1. Field of the Invention
The invention relates generally to post-processing with heat of focused ion beam deposited “metal lines” or layers, and the resultant reduction of the metal line or layer's electrical resistance.
2. Background
Integrated circuit structures are generally formed of numerous discrete devices on a semiconductor chip such as a silicon semiconductor chip. The individual devices are interconnected in appropriate patterns to one another and to external devices through the use of interconnection lines or interconnects to form an integrated device. Typically, many integrated circuit devices are formed on a single structure, such as a wafer substrate and, once formed, are separated into individual chips or dies for use in various environments.
There are several conventional processes for introducing metals such as aluminum, an aluminum alloy, or platinum to form an interconnect onto a substrate. The metal is generally introduced in the form of a deposition process, (e.g., chemical vapor deposition (CVD)) and patterned by way of an etching process into a discrete line or lines. Another process for introducing a metal interconnect, particularly copper or its alloys over a substrate is the damascene process. The damascene process introduces copper interconnect according to a desired pattern previously formed in dielectric material over a substrate.
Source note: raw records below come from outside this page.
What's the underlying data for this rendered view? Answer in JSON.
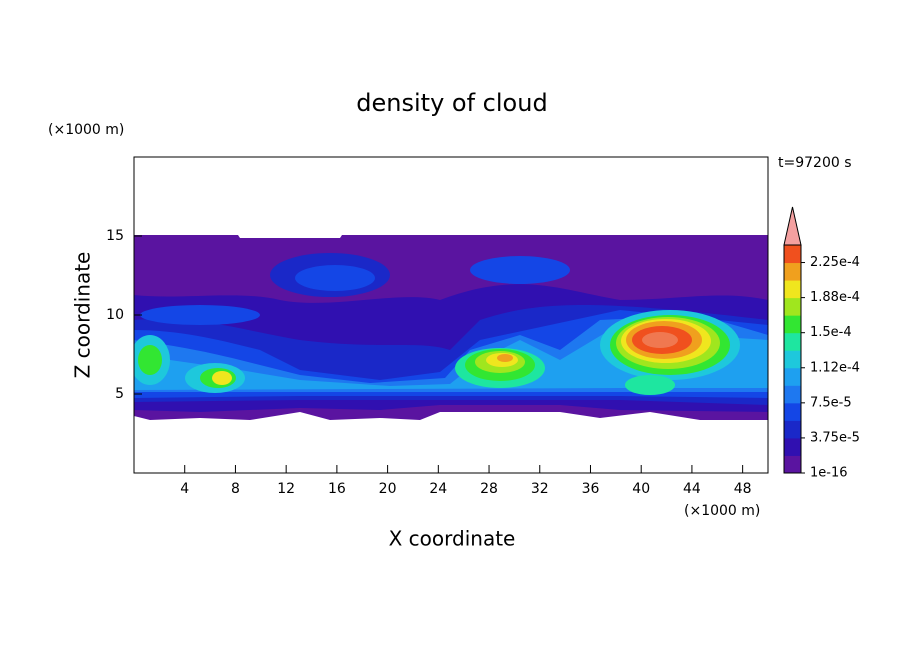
{
  "chart_data": {
    "type": "contour",
    "title": "density of cloud",
    "xlabel": "X coordinate",
    "ylabel": "Z coordinate",
    "xunit": "(×1000 m)",
    "yunit": "(×1000 m)",
    "annotation": "t=97200 s",
    "xlim": [
      0,
      50
    ],
    "ylim": [
      0,
      20
    ],
    "xticks": [
      4,
      8,
      12,
      16,
      20,
      24,
      28,
      32,
      36,
      40,
      44,
      48
    ],
    "yticks": [
      5,
      10,
      15
    ],
    "colorbar": {
      "lim": [
        1e-16,
        0.00024375
      ],
      "colors": [
        "#5a14a0",
        "#3010b0",
        "#1a28c8",
        "#1446e6",
        "#1e78f0",
        "#1ea0f0",
        "#1ec8dc",
        "#1ee6a0",
        "#32e632",
        "#a0e61e",
        "#f0e61e",
        "#f0a01e",
        "#f0501e"
      ],
      "extend_color": "#f4a0a0",
      "ticks": [
        {
          "value": 1e-16,
          "label": "1e-16"
        },
        {
          "value": 3.75e-05,
          "label": "3.75e-5"
        },
        {
          "value": 7.5e-05,
          "label": "7.5e-5"
        },
        {
          "value": 0.0001125,
          "label": "1.12e-4"
        },
        {
          "value": 0.00015,
          "label": "1.5e-4"
        },
        {
          "value": 0.0001875,
          "label": "1.88e-4"
        },
        {
          "value": 0.000225,
          "label": "2.25e-4"
        }
      ]
    }
  }
}
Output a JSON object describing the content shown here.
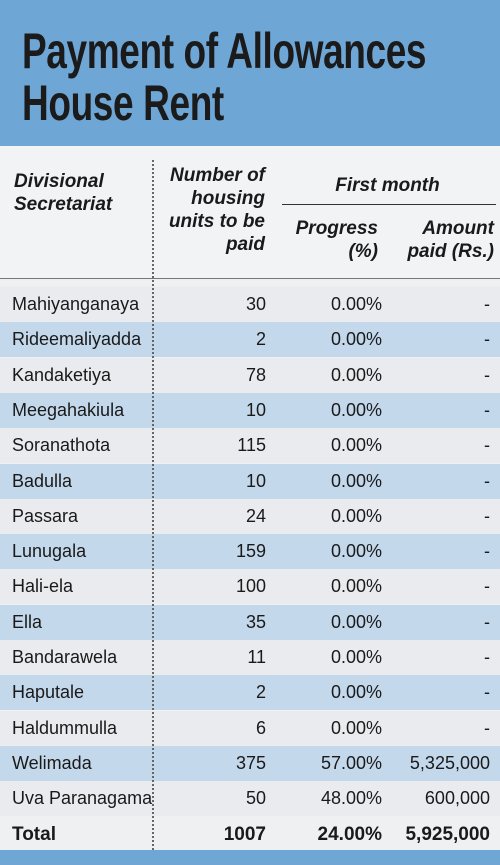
{
  "header": {
    "title": [
      "Payment of Allowances",
      "House Rent"
    ]
  },
  "table": {
    "columns": {
      "secretariat": "Divisional Secretariat",
      "units": "Number of housing units to be paid",
      "group": "First month",
      "progress": "Progress (%)",
      "amount": "Amount paid (Rs.)"
    },
    "rows": [
      [
        "Mahiyanganaya",
        "30",
        "0.00%",
        "-"
      ],
      [
        "Rideemaliyadda",
        "2",
        "0.00%",
        "-"
      ],
      [
        "Kandaketiya",
        "78",
        "0.00%",
        "-"
      ],
      [
        "Meegahakiula",
        "10",
        "0.00%",
        "-"
      ],
      [
        "Soranathota",
        "115",
        "0.00%",
        "-"
      ],
      [
        "Badulla",
        "10",
        "0.00%",
        "-"
      ],
      [
        "Passara",
        "24",
        "0.00%",
        "-"
      ],
      [
        "Lunugala",
        "159",
        "0.00%",
        "-"
      ],
      [
        "Hali-ela",
        "100",
        "0.00%",
        "-"
      ],
      [
        "Ella",
        "35",
        "0.00%",
        "-"
      ],
      [
        "Bandarawela",
        "11",
        "0.00%",
        "-"
      ],
      [
        "Haputale",
        "2",
        "0.00%",
        "-"
      ],
      [
        "Haldummulla",
        "6",
        "0.00%",
        "-"
      ],
      [
        "Welimada",
        "375",
        "57.00%",
        "5,325,000"
      ],
      [
        "Uva Paranagama",
        "50",
        "48.00%",
        "600,000"
      ]
    ],
    "total": [
      "Total",
      "1007",
      "24.00%",
      "5,925,000"
    ]
  }
}
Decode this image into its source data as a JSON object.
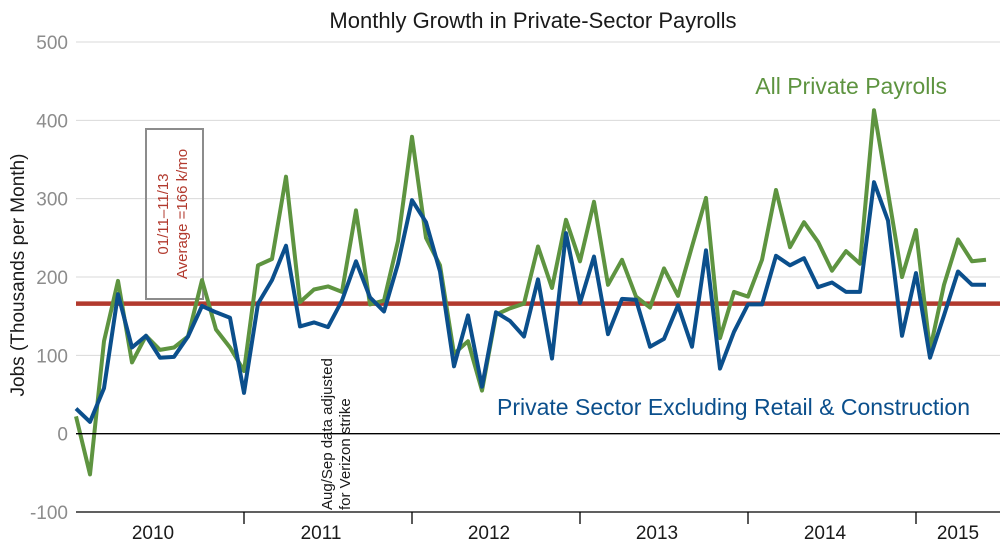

Yet another process is FIB metal deposition that is generally used to introduce thin metal lines or arbitrary patterns as a layer over a substrate. FIB deposition is used for modification of small metallic structures such as the modification of existing interconnects in integrated circuits. In the FIB, a gaseous metal-organic precursor containing metal (e.g. platinum, tungsten etc.) is introduced over a substrate. The ion beam contacts the gaseous metal-organic precursor causing the dissociation of the precursor and the release of metal atoms. The metal atoms then form a metal line or layer over the substrate.
One disadvantage of FIB metal line deposition is that the material that is formed is impure, and typically has a high (in comparison to process lines) electrical resistance such as 160 micro Ohm centimeters (micro Ohm cm) to 200 micro Ohm cm. What is needed is a process and a tool that allows for the introduction of metals to form a layer over a substrate that is both efficient and decreases the electrical resistance of the FIB interconnect.